Der BF wurde ungeachtet dieser Verurteilungen wegen Vergehen bereits am 11.07.2018 und weiters am 17.01.2019 , dh etwa drei Monate seit der letzten Verurteilung, neuerlich straffällig, indem er am 11.07.2018 gemeinsam mit zwei Mittätern das Opfer durch einen Faustschlag und einen Schlag mit der flachen Hand jeweils in das Gesicht in Form einer Blutung am Innenohr und einer Schwellung am Ohr am Körper verletzte und weiters am 17.01.2019 von dem Opfer verlangte, er solle zugeben, dass er hinter einem Instagram-Account stehe oder „stecke“, wobei er zuvor mit geballten Fäusten und einem auf der rechten Faust ersichtlichen Schlagring auf das Opfer zuging, etwa einen Meter vor ihm stehenblieb und seine geballten Fäuste nach unten vom Körper weghielt.
Der BF wurde wegen dieser Taten mit Urteil des LG XXXX rechtskräftig wegen des Verbrechens der schweren Körperverletzung gemäß §§ 83 Abs. 1, 84 Abs. 5 Z 2 StGB, des Vergehens der Nötigung gemäß §§ 15 Abs. 1, 105 Abs. 1 StGB und des Vergehens des Besitzes einer verbotenen Waffe gemäß § 50 Abs. 1 Z 2 WaffG unter Anwendung des § 28 StGB und des § 5 Z 4 JGG nach dem Strafsatz des § 84 Abs. 5 StGB zu einer Freiheitsstrafe von neun Monaten, bedingt auf eine Probezeit von drei Jahren, verurteilt. Der Strafrahmen des § 84 Abs. 4 StGB beträgt sechs Monate bis fünf Jahre; im konkreten Fall des BF aufgrund der Anwendung des JGG betrug der Strafrahmen somit zweieinhalb Jahre, ein Mindestmaß entfiel. Bei der Strafbemessung ergab sich ein Überwiegen der Erschwerungs- über die Milderungsgründe (so wurden mildernd das Geständnis, erschwerend die einschlägige Vorstrafe und das Zusammentreffen mehrerer Vergehen und eines Verbrechens gewertet); die konkret verhängte Freiheitsstrafe bewegt sich jedoch noch in der unteren Hälfte des zur Verfügung stehenden Strafrahmens und wurde zudem bedingt verhängt. Eine Steigerung der Gewaltbereitschaft des BF ist allerdings bereits ersichtlich.

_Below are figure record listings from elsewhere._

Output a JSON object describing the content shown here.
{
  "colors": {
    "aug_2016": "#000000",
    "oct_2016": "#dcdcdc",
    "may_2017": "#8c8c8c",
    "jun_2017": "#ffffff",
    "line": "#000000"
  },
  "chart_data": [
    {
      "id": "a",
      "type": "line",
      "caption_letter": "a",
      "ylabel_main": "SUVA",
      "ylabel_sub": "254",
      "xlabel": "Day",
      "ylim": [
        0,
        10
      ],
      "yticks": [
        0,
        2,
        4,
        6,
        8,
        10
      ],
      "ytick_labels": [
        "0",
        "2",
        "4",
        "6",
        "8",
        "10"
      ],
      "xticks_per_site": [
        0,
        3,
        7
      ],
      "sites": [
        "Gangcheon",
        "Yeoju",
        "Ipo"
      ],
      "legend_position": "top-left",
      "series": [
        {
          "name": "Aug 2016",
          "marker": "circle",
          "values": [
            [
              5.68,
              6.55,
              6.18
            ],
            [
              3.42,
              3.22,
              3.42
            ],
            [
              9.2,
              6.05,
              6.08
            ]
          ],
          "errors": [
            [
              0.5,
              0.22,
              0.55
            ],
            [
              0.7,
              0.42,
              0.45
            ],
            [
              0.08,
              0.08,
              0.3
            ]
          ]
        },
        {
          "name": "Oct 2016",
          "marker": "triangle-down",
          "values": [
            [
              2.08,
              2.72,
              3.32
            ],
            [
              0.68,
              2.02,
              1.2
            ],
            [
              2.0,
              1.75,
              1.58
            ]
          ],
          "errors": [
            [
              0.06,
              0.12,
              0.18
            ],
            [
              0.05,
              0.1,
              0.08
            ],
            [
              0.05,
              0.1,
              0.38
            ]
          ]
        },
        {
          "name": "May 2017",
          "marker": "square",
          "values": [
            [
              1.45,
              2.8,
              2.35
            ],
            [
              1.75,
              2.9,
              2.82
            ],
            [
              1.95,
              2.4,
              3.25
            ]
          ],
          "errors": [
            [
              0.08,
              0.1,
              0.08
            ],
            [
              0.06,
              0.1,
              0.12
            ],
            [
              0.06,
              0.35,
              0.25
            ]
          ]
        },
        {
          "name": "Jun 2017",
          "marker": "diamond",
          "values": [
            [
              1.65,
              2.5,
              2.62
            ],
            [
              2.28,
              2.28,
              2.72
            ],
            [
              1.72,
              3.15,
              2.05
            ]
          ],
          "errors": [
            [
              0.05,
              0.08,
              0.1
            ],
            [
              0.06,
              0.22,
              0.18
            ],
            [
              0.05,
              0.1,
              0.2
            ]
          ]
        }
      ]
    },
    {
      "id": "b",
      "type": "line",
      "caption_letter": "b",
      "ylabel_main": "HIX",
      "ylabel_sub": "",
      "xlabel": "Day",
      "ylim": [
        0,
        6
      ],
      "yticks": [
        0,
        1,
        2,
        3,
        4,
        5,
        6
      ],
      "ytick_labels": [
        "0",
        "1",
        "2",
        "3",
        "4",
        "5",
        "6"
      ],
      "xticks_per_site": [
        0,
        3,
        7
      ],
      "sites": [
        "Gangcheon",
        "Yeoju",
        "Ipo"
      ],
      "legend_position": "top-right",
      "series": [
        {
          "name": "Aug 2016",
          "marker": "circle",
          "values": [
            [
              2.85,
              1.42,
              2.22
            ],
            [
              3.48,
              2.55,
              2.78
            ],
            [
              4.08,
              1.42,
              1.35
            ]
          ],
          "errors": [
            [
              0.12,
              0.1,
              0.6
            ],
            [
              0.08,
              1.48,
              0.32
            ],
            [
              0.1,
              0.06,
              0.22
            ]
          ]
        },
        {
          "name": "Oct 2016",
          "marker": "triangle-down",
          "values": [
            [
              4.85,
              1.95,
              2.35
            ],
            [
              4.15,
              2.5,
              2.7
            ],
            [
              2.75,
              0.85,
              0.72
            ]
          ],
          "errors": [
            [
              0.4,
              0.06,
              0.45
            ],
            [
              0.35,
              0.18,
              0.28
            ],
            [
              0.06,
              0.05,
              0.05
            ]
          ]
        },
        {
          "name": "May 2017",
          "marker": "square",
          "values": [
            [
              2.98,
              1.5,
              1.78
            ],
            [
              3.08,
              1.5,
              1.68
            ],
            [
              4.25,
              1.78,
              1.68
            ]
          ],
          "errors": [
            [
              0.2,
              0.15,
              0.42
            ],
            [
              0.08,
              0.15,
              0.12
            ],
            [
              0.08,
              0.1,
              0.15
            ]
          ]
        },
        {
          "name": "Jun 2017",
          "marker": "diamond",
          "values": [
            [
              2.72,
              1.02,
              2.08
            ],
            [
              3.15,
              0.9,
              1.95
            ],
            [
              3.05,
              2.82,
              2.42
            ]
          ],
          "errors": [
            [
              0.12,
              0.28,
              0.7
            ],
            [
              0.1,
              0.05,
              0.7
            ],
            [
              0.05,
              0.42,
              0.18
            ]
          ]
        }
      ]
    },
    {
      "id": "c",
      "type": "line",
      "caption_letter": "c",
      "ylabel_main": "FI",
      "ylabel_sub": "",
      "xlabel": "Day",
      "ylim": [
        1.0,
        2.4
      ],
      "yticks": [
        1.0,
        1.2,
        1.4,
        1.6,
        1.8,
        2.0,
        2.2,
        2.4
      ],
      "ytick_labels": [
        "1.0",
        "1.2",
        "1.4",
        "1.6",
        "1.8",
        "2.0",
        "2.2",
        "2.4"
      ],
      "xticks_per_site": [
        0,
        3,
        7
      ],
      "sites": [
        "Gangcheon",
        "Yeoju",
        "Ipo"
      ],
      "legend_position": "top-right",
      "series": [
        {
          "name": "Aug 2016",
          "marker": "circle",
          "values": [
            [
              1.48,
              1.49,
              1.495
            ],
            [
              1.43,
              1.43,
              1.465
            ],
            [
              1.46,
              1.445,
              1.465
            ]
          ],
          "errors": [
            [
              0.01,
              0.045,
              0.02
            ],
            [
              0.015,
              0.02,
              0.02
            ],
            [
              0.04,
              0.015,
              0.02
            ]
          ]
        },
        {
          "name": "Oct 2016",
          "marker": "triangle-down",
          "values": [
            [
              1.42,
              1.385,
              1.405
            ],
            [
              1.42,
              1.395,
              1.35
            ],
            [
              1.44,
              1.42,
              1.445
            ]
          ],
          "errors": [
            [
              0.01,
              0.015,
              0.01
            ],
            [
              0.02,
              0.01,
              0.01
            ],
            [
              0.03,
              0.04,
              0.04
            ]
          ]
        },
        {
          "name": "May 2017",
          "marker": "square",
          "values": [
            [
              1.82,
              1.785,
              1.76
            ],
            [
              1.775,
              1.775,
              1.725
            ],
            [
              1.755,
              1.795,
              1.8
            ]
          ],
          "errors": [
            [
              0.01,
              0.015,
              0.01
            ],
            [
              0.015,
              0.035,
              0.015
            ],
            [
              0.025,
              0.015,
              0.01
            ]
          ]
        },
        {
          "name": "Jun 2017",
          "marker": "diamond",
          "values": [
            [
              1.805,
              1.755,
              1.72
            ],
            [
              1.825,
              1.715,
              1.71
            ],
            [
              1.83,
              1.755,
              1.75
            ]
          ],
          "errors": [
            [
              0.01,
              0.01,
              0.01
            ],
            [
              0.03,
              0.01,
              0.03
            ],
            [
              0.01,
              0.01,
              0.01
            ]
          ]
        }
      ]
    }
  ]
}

Acht Monate nach der zweiten Verurteilung wurde der BF darüber hinaus im Juni 2019 neuerlich straffällig. Der BF trug an drei Gelegenheiten bei, mit Gewalt gegen die Opfer fremde bewegliche Sachen mit dem Vorsatz, sich durch deren Zueignung unrechtmäßig zu bereichern, wegzunehmen, indem er sich der vorherigen Absprache entsprechend in unmittelbarer Nähe des Tatgeschehens positioniere, um einerseits die Umgebung zu beobachten und Aufpasserdienste zu leisten, andererseits bei Bedarf einzuschreiten, in das Tatgeschehen einzugreifen und entweder selbst tätlich zu werden oder die Tatausführung des unmittelbaren Täters sonst wie zu fördern. Der BF versuchte weiters im bewussten und gewollten Zusammenwirken mit zwei Mittätern durch Versetzen von Faustschlägen und Fußtritten gegen den gesamten Körper, auch nachdem dieser bereits zu Boden gestürzt war, sowie durch Versetzen von Faustschlägen gegen das Gesicht an sich schwer am Körper zu verletzen. Der BF kaufte schließlich ein Mobiltelefon, das einer der Täter einer mit Strafe bedrohten Handlung gegen fremdes Vermögen erlangt hatte.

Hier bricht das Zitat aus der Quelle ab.